George (Mary Anne (Marian) Evans) Eliot stated that, “Many Theresas have been born who found themselves no epic life; only a life of mistakes, the offspring of a certain spiritual grandeur ill-matched with a meaness of opportunity.” These ‘Theresas’ keep everyday life worth living. They offer help to people in their own communities despite lack of money or status. St. Theresa of Avila got a lot of her props for spending her vast inheritance on establishing convents, she used her status to promote herself … what else is an autobiography really? Dorothea just did good within her own means but does that make it any less good?

This line from Middlemarch is a perfect swatch and calls to mind some of the Theresas I have met in my own life:

“Her finely-touched spirit had its fine issues, even though they were not widely visable. Her full nature spent itself in channels which had no great name on earth. But the effect of her being on those around her was incalculably diffusive: for the growing good of the world is partly dependent on unhistoric acts; and that things are not so ill with you and me as they might have been, is half owing to the number who lived faithfully a hidden life and rest in unvisited tombs.”
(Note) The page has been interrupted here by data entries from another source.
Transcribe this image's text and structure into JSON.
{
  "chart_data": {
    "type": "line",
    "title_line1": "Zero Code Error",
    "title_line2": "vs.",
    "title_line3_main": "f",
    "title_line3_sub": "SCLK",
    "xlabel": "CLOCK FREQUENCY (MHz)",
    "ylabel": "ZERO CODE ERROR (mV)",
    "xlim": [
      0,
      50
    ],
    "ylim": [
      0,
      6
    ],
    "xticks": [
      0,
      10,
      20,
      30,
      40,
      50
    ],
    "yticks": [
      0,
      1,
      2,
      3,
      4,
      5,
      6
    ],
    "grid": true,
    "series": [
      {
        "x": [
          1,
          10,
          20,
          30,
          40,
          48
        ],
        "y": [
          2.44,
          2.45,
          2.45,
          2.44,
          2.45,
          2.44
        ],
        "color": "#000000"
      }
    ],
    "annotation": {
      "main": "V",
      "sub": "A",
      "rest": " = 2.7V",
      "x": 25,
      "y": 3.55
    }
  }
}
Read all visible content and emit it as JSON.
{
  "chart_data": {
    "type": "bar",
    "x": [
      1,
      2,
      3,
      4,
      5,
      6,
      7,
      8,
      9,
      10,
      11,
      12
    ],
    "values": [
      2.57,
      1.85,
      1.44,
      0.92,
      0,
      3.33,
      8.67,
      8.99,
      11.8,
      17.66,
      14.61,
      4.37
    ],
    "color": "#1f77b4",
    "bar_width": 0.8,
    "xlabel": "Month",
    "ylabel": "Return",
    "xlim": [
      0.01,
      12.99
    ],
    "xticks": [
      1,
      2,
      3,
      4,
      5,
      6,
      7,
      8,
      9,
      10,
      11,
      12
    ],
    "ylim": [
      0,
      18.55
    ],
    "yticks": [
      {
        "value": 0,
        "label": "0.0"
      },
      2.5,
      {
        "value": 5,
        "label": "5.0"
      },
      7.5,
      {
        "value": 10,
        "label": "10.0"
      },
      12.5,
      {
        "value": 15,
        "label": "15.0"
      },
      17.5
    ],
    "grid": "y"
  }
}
We owe a lot to people like Dorothea, because after all, isn’t it the way in which individuals choose to live thier life that ultimately drives culture?

1 Comment Add your own

  • 1. Laura  |  August 30, 2007 at 4:55 pm

    I came across your blog today by doing a google search with “activism and knitting.” I like the excerpt you’ve posted. It’s interesting to see how ahead of her time Jane Austen was. There must have been many women who thought like her but didn’t know how to express it, for example housewives, nannies, and others in traditional and restrictive roles.

    I look forward to further swatches.